Rubens enacts in the stories that process of vivification of the subject that he uses in portraiture. In this way, marbles, reliefs, and famous examples of Renaissance painting come alive under his brush, as do vestiges of the ancient world. A case in point is the famous statue of the Spinario that Rubens draws in sanguine, and then with red charcoal, taking the pose from two different viewpoints. In this way, the drawing seems to have been made from a living model rather than a statue, so much so that some scholars imagine that the painter used a boy posed like the sculpture. This process of animating the antique, although executed in the first decade of the century, seems to anticipate the moves of artists who, in the decades following his passage to Rome, would be defined as Baroque.
How Rubens’ formal and iconographic insights filter into the rich and varied Roman world of the 1620s is a question that has not yet been systematically addressed by studies.
The presence in the city of painters and sculptors who had trained with him in Antwerp, such as Van Dyck and Georg Petel, or who had come into contact with his works in the course of their training, such as Duquesnoy and Sandrart, certainly ensured the accessibility of his models to a generation of Italian artists who were by then accustomed to confront Antiquity in the light of contemporary pictorial examples and on the basis of a renewed study of Nature. Among them, Bernini stands out: his Borghese groups, created in the 1620s, rein- terpret famous ancient statues, such as the Apollo of Belvedere, to give them movement and translate marble into flesh, as in the Rape of Proserpine.
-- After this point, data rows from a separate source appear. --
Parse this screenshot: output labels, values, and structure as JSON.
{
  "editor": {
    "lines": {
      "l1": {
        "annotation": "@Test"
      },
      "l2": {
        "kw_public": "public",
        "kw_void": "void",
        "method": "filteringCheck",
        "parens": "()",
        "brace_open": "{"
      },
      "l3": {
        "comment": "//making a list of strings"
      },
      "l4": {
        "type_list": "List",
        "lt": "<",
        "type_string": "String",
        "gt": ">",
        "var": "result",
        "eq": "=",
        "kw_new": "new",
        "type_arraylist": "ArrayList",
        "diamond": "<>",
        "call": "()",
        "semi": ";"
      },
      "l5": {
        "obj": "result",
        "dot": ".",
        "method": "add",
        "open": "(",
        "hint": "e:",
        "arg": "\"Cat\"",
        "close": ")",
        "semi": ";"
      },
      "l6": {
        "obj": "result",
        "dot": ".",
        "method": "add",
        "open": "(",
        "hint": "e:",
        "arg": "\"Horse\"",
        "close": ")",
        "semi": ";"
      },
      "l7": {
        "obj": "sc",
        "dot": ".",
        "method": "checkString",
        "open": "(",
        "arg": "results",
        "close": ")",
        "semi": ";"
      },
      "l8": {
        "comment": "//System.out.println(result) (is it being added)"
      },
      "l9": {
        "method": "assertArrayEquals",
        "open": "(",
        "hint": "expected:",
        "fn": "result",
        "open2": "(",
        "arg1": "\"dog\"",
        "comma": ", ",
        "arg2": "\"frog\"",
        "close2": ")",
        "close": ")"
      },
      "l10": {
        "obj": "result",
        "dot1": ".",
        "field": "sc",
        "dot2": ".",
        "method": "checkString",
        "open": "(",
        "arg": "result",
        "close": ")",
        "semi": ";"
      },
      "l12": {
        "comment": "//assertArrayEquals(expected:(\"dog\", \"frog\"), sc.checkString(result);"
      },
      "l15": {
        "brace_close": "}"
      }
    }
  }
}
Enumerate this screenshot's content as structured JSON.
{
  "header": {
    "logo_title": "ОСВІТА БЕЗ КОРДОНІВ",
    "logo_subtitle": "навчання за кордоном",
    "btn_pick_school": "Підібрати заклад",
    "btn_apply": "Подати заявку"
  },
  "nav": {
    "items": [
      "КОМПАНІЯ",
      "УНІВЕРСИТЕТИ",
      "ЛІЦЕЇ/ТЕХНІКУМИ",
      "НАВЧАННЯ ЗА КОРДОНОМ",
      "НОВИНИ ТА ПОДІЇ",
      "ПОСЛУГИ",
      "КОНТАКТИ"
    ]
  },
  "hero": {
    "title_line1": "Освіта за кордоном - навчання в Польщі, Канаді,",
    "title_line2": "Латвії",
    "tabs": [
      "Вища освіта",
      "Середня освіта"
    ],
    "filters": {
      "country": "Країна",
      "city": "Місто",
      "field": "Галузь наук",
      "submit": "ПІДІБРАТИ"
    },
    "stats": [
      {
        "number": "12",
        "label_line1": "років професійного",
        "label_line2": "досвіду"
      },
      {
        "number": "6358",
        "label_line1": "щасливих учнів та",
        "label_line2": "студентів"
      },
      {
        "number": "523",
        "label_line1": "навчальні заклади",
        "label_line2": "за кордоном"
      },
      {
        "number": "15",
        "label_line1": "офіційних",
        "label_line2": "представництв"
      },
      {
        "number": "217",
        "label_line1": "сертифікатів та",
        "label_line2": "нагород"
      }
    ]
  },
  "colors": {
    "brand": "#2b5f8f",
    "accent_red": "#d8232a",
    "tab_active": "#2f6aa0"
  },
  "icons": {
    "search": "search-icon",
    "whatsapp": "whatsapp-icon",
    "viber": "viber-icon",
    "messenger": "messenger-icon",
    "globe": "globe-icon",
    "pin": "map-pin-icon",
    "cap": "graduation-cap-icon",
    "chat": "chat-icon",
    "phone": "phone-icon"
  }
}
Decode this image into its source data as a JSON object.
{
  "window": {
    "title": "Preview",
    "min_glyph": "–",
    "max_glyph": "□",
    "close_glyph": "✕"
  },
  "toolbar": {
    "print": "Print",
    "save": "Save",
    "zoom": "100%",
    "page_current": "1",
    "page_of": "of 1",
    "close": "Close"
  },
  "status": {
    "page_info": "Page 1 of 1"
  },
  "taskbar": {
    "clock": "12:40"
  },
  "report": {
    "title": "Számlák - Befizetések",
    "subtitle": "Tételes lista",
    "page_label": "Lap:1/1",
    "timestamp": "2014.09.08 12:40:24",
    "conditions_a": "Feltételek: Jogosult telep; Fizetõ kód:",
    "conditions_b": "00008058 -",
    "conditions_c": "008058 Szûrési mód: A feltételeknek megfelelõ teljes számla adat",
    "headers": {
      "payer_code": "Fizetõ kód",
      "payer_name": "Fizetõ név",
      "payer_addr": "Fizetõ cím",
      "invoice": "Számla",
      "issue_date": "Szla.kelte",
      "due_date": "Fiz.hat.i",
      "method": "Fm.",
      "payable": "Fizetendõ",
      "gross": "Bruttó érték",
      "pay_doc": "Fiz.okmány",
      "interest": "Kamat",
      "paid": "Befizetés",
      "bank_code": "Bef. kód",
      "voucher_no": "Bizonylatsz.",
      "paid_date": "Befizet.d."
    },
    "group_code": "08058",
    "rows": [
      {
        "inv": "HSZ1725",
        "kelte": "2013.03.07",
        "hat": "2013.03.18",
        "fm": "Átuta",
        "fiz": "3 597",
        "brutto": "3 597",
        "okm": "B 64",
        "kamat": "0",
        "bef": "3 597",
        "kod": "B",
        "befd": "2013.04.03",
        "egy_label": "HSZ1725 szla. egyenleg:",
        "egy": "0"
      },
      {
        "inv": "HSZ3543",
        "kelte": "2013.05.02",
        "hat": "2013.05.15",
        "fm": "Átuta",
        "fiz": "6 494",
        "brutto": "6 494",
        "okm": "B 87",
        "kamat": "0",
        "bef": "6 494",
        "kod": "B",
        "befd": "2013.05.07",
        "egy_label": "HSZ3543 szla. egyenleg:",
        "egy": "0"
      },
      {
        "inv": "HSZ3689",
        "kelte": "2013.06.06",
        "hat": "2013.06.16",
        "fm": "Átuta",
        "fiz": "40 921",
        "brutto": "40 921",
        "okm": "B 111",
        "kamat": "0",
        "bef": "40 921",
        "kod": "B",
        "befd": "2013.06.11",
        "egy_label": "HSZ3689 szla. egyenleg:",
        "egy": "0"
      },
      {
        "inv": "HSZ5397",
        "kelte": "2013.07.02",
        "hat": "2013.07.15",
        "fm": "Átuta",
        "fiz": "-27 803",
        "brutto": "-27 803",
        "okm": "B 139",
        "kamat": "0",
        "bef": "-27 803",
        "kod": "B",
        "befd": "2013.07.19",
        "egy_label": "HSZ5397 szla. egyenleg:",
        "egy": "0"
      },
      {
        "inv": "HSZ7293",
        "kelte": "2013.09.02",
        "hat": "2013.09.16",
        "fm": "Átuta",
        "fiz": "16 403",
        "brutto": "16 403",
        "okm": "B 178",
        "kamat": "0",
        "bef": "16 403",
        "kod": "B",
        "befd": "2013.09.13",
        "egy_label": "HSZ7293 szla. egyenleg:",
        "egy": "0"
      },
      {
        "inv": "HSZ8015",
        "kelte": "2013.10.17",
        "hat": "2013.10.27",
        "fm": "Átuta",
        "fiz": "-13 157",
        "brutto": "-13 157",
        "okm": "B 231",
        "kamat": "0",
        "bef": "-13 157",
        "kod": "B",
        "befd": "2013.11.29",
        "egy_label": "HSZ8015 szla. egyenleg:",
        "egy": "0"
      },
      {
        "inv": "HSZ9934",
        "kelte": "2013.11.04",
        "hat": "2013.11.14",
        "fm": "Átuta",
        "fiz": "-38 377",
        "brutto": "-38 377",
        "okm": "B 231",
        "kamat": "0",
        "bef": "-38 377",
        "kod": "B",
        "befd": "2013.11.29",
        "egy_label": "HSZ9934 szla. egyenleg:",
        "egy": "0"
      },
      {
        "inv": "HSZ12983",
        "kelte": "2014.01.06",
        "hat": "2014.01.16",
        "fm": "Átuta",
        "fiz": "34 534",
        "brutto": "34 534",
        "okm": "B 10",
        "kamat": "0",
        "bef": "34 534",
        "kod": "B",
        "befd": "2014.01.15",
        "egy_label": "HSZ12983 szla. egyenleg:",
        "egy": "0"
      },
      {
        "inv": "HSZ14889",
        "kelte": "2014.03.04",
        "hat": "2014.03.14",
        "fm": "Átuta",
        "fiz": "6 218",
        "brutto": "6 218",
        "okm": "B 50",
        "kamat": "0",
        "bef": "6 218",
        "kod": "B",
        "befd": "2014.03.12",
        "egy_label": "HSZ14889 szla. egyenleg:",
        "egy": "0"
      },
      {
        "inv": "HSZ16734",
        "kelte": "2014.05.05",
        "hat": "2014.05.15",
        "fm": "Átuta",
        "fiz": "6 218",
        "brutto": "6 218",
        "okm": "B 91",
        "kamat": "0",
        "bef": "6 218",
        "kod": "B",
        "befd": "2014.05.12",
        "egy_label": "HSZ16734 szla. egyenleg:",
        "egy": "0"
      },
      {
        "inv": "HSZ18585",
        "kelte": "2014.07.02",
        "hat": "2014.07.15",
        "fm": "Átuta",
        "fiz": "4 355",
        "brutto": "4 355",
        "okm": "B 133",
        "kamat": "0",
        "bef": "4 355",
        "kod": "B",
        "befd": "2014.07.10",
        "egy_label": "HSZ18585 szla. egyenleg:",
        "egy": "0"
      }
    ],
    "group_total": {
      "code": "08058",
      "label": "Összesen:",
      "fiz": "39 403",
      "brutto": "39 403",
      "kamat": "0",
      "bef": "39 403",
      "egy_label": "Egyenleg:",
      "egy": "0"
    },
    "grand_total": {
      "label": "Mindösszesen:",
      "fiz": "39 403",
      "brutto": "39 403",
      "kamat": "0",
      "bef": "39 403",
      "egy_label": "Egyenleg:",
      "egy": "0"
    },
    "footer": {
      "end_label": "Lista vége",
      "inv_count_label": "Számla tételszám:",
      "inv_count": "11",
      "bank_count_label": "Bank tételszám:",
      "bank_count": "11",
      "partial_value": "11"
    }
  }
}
“In this challenge between the two arts, Rubens had to appear to Bernini as the champion of an extreme pictorial langua- ge, with which to be confronted: for his intense study of nature and for the depiction of motion and the ‘horses in levade’ suggested by Vinci’s graphics, which were also to be tackled by the Neapolitan sculptor in his senile marbles with the same Leonardesque ‘fury of the brush’ acknowledged by Bellori to the Antwerp master; and finally also for his portraits, where the effigy seeks dialogue with the viewer, just as would happen in Bernini’s busts for which the felicitous expression ‘speaking likeness’ was coined,” says Lucia Simonato, curator of the exhibition.
The exhibition The Touch of Pygmalion seeks to illuminate the controversial relationship between Bernini’s masterpieces and naturalism, as were other early sculptures by the artist, such as the Vatican Charity in the Tomb of Urban VIII, already judged by late 18th century European travellers as ‘a Flemish nanny’.
In this figurative context, the timely circulation of prints, taken from Rubensian graphic proofs, accelerated the dialogue throughout the 1630s, prompting publishing operations such as the Galleria Giustiniana, where antique statues came definitively to life, according to an effect already defined as Pygmalion by critics.